In the city the population was spread out, with 28.3% under the age of 18, 8.5% from 18 to 24, 27.9% from 25 to 44, 21.8% from 45 to 64, and 13.6% who were 65 years of age or older. The median age was 35 years. For every 100 females, there were 84.1 males. For every 100 females age 18 and over, there were 81.7 males.
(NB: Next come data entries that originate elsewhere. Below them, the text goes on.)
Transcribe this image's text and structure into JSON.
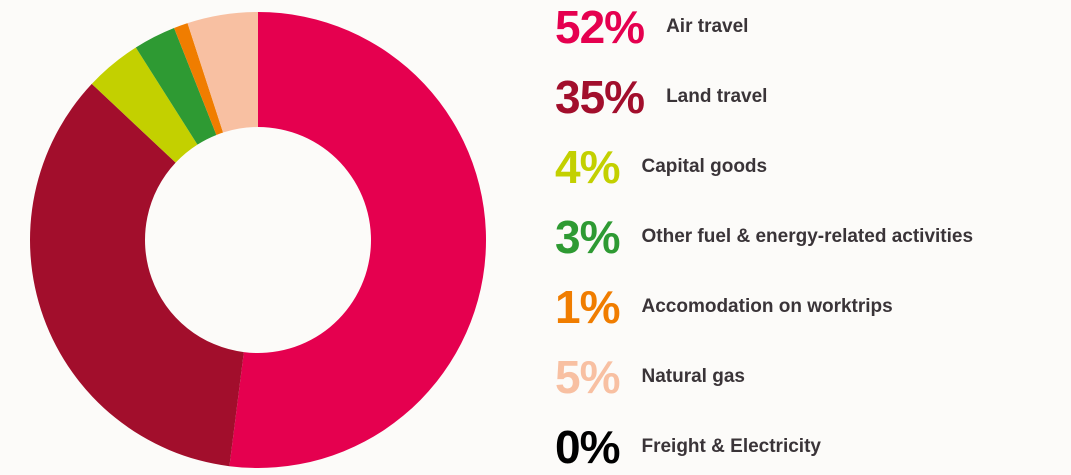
{
  "chart_data": {
    "type": "pie",
    "donut": true,
    "categories": [
      "Air travel",
      "Land travel",
      "Capital goods",
      "Other fuel & energy-related activities",
      "Accomodation on worktrips",
      "Natural gas",
      "Freight & Electricity"
    ],
    "values": [
      52,
      35,
      4,
      3,
      1,
      5,
      0
    ],
    "value_labels": [
      "52%",
      "35%",
      "4%",
      "3%",
      "1%",
      "5%",
      "0%"
    ],
    "colors": [
      "#e5004f",
      "#a20e2c",
      "#c3d000",
      "#2e9a33",
      "#f07d00",
      "#f8c0a2",
      "#000000"
    ]
  }
}
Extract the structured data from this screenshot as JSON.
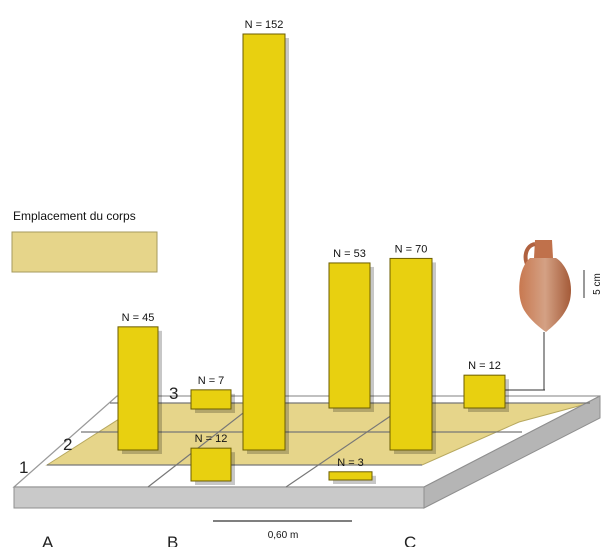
{
  "chart_data": {
    "type": "bar",
    "title": "",
    "columns": [
      "A",
      "B",
      "C"
    ],
    "rows": [
      "1",
      "2",
      "3"
    ],
    "bars": [
      {
        "id": "bar-n45",
        "label": "N = 45",
        "value": 45
      },
      {
        "id": "bar-n7",
        "label": "N = 7",
        "value": 7
      },
      {
        "id": "bar-n12b",
        "label": "N = 12",
        "value": 12
      },
      {
        "id": "bar-n152",
        "label": "N = 152",
        "value": 152
      },
      {
        "id": "bar-n53",
        "label": "N = 53",
        "value": 53
      },
      {
        "id": "bar-n70",
        "label": "N = 70",
        "value": 70
      },
      {
        "id": "bar-n3",
        "label": "N = 3",
        "value": 3
      },
      {
        "id": "bar-n12c",
        "label": "N = 12",
        "value": 12
      }
    ],
    "legend": {
      "label": "Emplacement du corps",
      "color": "#e6d58a"
    },
    "scale_bar": "0,60 m",
    "amphora_scale": "5 cm",
    "colors": {
      "bar": "#e8d010",
      "body_zone": "#e6d58a",
      "slab_side": "#c8c8c8",
      "slab_top": "#ffffff"
    }
  }
}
The median income for a household in the city was $25,438, and the median income for a family was $28,906. Males had a median income of $24,643 versus $17,981 for females. The per capita income for the city was $11,600. About 11.8% of families and 18.6% of the population were below the poverty line, including 18.1% of those under age 18 and 26.1% of those age 65 or over.